These are the key concepts you need to understand to accurately answer the question.

Factorization
Factorization is the process of breaking down an expression into a product of simpler expressions, called factors. It is crucial in many areas of algebra as it simplifies expressions and solves equations. In the context of Partial Fraction Decomposition, factorization of the denominator is the first necessary step.

For the given rational expression, the denominator is a polynomial: \(2x^{4} + 4x^{3} + 2x^{2}\). To factor this polynomial, we look for common factors across all terms. Here, each term shares a factor of \(2x^2\), which allows us to factor it out. This gives us: \(2x^2(x^2 + 2x + 1)\).

Further, we identify \(x^2 + 2x + 1\) as a perfect square, namely \((x + 1)^2\). Thus, the fully factored form of the denominator is \(2x^2(x + 1)^2\). This form reveals the structure needed for setting up the partial fraction decomposition.
Rational Expressions
Rational expressions are fractions where both the numerator and the denominator are polynomials. Simplifying these expressions involves a series of steps like factorization, cancellation, and sometimes performing long division.

Understanding rational expressions is important for performing operations such as addition, subtraction, multiplication, and division with algebraic fractions. Each of these steps requires the notions of simplification and manipulation based on algebraic rules.

In the realm of partial fraction decomposition, simplifying the expression begins with factorizing the denominator. As demonstrated in this exercise, recognizing the structure of the denominator \(2x^2(x + 1)^2\) guides us in breaking down the expression into simpler, understandable components.
Algebraic Fractions
Algebraic fractions are fractions that contain variables in the numerator, the denominator, or both. They are similar to numerical fractions but require extra care due to the presence of variables.

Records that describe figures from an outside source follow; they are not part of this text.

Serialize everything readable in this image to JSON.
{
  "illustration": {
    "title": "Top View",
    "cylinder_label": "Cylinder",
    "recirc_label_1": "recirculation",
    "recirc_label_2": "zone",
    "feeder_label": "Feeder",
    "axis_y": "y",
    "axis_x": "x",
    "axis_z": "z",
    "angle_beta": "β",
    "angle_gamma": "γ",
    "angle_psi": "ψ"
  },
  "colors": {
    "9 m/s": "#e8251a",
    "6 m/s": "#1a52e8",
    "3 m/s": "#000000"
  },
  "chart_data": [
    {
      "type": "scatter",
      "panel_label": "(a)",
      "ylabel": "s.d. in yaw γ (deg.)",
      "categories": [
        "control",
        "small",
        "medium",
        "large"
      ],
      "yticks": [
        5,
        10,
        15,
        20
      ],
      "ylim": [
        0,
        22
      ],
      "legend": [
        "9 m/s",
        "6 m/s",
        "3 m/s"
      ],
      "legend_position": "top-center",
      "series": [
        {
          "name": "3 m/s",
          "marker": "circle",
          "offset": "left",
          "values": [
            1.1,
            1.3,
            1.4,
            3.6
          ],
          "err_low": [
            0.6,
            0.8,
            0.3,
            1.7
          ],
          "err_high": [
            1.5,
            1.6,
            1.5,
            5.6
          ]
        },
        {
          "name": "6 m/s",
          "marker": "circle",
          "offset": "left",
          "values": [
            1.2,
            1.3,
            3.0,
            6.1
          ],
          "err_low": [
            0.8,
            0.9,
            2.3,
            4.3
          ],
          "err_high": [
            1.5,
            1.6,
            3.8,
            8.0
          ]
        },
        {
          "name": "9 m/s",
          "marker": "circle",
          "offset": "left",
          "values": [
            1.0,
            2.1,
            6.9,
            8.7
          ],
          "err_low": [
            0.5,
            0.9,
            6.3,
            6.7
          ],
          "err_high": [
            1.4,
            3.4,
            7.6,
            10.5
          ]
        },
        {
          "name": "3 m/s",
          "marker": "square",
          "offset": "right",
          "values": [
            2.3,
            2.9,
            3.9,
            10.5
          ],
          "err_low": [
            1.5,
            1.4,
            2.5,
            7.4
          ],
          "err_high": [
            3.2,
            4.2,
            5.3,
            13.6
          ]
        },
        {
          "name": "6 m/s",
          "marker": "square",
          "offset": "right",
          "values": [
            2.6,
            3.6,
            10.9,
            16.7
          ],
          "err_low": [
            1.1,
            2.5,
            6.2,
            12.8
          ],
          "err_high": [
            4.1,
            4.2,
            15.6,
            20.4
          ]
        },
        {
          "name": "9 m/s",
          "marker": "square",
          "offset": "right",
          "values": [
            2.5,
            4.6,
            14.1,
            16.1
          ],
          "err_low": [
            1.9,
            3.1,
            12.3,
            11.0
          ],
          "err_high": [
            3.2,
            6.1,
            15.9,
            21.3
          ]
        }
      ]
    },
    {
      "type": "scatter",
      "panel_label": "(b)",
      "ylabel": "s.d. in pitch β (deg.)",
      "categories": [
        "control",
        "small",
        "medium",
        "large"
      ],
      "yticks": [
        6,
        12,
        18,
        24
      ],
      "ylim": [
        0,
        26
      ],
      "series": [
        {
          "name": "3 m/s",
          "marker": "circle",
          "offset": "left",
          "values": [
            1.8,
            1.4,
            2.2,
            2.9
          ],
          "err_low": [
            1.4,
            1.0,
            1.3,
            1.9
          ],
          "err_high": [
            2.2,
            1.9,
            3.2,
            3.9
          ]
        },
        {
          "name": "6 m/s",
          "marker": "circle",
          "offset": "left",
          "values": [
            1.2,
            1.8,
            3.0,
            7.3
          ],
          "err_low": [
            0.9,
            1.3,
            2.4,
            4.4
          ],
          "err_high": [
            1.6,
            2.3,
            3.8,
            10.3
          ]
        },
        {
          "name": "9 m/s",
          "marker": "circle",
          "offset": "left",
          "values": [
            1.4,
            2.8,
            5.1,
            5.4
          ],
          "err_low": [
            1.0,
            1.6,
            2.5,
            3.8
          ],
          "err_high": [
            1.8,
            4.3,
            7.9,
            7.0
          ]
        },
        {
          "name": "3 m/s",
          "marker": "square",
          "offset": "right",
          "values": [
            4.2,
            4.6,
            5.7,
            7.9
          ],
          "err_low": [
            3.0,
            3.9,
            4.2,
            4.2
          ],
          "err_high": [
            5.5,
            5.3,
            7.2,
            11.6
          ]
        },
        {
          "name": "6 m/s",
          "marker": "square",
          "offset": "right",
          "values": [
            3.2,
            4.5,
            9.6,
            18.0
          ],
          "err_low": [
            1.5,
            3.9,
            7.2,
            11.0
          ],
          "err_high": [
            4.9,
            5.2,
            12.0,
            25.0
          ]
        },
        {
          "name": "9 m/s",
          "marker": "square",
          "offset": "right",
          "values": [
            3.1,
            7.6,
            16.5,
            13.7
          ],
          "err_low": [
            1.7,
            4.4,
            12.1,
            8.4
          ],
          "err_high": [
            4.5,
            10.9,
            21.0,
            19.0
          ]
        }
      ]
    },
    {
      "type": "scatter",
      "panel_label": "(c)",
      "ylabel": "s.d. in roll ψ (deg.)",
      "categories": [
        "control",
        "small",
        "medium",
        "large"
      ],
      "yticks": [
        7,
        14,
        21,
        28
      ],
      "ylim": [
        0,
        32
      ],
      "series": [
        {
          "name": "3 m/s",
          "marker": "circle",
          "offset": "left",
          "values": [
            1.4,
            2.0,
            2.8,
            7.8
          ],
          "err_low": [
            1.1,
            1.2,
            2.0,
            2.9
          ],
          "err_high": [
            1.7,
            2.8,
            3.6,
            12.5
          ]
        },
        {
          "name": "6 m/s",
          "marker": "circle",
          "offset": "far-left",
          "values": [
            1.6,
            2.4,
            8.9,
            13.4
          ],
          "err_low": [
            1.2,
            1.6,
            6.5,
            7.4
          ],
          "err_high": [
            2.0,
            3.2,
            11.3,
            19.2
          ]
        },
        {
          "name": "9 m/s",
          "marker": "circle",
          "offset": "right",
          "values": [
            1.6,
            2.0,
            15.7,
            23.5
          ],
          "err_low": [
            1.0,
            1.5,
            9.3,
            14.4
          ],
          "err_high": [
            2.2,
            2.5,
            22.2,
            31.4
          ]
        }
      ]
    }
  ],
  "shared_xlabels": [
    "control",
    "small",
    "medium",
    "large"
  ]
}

In algebraic fractions, the process of partial fraction decomposition is employed to express a complex fraction into simpler components. This approach is particularly useful in calculus for integrating rational functions or solving differential equations.

The decomposition set up \(\frac{A}{x} + \frac{B}{x^2} + \frac{C}{x+1} + \frac{D}{(x+1)^2}\) shows how the original complex algebraic fraction can be expressed as a sum of simpler fractions whose denominators are the factors of the original denominator. This method allows easier management and manipulation of complex algebraic fractions.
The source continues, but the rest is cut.